Venez voir sa seconde toile, la Vierge enfant ayant la vision de la croix...
Vous paraît-elle de la même main?
Saurel examina attentivement la gracieuse figure, pensivement
agenouillée et recueillie :
— Certainement, dit-il, l’artiste qni a fait dans la même année
deux toiles aussi différentes, a de l’étoffe; pourtant, je n’ai pas de
peine à le retrouver dans les deux. Il a une façon à lui de traiter ses
tons, de manier la gamme des nuances, de comprendre l’attitude et de
calculer l'effet d’ensemble. J’y trouve même un certain maniérisme...
— Un maniérisme charmant, sans affectation, tout moderne.

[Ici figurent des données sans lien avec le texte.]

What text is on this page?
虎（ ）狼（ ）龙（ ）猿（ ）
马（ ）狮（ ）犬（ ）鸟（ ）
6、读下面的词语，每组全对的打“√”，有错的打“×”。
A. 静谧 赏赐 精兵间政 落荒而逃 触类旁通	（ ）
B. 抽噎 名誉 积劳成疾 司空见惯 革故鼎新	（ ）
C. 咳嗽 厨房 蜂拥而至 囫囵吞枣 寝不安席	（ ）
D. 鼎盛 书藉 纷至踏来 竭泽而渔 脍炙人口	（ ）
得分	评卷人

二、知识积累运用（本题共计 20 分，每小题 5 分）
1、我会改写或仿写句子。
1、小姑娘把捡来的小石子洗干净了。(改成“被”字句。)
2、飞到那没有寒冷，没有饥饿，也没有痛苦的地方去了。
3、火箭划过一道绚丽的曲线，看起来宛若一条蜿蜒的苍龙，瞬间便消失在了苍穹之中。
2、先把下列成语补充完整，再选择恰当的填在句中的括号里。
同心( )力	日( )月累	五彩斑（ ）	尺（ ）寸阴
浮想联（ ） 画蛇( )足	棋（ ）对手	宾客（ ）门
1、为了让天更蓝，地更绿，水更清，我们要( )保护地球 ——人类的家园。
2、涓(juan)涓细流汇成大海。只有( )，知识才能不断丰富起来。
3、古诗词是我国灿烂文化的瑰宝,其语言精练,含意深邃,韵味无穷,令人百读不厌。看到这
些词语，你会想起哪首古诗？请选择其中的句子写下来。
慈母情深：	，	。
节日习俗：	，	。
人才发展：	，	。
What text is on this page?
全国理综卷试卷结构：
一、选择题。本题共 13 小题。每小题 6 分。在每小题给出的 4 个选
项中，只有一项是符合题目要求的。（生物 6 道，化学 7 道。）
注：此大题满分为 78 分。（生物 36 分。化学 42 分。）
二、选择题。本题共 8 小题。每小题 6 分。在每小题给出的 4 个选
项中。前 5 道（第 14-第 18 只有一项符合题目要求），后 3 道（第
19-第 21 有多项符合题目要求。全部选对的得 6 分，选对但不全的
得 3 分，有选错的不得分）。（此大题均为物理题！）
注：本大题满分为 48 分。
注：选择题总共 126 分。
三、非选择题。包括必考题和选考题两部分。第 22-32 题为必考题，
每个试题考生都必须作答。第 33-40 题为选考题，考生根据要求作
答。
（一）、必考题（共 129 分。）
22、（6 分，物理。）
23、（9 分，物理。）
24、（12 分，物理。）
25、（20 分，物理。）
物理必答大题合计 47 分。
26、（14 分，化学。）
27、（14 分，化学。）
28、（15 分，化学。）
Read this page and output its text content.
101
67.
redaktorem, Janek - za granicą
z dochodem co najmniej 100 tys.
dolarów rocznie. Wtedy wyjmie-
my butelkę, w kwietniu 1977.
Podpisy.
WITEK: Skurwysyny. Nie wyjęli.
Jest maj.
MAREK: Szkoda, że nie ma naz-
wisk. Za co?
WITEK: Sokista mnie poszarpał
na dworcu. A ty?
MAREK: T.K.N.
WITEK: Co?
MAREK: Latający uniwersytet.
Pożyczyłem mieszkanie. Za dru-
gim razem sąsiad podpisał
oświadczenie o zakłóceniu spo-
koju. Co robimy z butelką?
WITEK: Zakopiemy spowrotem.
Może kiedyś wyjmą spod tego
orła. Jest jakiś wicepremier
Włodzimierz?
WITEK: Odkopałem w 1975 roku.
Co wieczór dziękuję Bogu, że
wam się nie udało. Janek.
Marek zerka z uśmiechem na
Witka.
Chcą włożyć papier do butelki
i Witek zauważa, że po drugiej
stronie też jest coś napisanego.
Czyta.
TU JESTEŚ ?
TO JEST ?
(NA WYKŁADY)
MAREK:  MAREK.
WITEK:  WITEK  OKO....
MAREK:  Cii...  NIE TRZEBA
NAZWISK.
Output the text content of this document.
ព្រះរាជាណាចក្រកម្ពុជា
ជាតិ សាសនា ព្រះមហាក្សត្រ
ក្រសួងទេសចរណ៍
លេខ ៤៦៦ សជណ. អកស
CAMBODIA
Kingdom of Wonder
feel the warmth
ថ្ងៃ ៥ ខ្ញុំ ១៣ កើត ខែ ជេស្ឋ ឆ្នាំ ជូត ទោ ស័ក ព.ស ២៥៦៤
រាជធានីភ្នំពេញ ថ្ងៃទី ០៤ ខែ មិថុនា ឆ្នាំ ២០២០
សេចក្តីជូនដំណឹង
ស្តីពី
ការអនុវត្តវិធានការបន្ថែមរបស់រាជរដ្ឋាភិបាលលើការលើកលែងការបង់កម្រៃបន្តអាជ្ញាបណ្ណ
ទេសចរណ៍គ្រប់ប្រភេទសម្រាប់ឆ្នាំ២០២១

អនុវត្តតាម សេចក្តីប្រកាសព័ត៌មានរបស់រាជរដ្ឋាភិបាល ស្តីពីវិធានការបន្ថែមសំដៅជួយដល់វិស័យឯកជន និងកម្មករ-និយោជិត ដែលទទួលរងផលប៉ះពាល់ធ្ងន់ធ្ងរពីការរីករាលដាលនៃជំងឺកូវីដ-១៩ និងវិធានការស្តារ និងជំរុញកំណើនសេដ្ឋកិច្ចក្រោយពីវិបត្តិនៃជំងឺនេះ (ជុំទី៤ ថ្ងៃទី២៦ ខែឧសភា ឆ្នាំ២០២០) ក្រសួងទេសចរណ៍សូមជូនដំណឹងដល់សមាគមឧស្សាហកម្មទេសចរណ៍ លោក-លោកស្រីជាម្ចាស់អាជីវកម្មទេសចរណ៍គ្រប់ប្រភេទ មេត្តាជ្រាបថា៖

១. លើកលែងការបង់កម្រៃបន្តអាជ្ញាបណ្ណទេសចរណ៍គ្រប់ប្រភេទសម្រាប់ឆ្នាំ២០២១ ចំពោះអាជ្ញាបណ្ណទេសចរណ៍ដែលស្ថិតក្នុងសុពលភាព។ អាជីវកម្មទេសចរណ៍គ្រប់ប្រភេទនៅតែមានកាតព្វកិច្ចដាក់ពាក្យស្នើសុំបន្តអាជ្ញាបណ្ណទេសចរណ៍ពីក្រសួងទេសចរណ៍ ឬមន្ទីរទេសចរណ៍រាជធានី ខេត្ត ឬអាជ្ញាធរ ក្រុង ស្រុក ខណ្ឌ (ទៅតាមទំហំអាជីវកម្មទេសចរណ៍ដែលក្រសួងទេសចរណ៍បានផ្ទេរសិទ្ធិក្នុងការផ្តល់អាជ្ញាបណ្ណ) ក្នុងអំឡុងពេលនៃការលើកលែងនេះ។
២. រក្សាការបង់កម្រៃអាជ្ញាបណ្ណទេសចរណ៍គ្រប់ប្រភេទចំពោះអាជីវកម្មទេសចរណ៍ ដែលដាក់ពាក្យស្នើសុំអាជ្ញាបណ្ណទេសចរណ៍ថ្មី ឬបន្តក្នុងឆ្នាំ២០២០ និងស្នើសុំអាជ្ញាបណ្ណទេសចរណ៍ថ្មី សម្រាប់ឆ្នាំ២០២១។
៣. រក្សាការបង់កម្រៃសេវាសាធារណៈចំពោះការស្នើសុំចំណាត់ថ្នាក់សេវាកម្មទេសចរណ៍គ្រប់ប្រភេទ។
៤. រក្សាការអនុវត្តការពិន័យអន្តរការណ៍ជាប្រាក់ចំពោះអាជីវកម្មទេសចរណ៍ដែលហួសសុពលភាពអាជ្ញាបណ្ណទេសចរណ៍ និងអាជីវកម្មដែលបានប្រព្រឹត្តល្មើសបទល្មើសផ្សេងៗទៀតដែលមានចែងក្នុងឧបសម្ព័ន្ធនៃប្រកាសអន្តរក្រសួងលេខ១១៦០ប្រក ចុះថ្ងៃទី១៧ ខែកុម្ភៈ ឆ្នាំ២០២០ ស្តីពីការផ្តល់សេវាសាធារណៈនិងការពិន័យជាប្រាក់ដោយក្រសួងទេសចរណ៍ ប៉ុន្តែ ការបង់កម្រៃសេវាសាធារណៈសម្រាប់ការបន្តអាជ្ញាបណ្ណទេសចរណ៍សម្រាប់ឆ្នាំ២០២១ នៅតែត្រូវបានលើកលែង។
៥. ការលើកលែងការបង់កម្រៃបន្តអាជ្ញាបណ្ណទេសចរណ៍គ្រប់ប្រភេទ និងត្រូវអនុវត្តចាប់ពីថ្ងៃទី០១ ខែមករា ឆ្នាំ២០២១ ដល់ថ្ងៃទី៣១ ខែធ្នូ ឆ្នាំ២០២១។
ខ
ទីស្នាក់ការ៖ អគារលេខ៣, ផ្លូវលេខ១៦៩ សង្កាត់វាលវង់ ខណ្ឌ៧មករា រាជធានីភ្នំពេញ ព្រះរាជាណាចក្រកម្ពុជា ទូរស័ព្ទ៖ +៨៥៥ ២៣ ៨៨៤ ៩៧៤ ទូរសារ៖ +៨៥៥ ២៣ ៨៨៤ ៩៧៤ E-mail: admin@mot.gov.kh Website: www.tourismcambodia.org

— C’est vrai, ce maniérisme est une qualité; mais il peut devenir
un défaut.
— Oh! je vous en prie, tenons-nous-en à ce que nous voyons, ne
nous amusons pas à escompter l’avenir des artistes. Pour ma part, je
ne veux pas gâter par des prévisions qui, je l’espère bien, ne se
réaliseront pas, le plaisir que me fait cette exquise composition. Car
je l’aime autant que l’autre. Il n’y a pas jusqu’à l’uniformité de la
couleur qui ne me ravisse. Et surtout, je me plais au sentiment par-
ticulier qu’elle dégage : c’est religieux et c’est poétique, c’est reli-
gieux... comme on peut l’être aujourd'hui, sans foi peut-être, en
dehors de la tradition orthodoxe, en dehors de l’idée habituelle
qu’on se fait des personnages sacrés, par rêverie, par dilettantisme.
Mais, je vous le disais tout à l’heure, et il faut que je vous le répète,
et j’aurai l’occasion de vous le répéter encore, ce sentiment religieux,
incomplet, peut-être factice, qui souffle depuis quelques années, nous
rafraîchit l’âme, rend une jeunesse à nos pensées, nous arrache au
matérialisme où notre art et notre littérature ont failli sombrer. Et
ici, pouvez-vous méconnaître qu’il soutient la main de l’artiste?...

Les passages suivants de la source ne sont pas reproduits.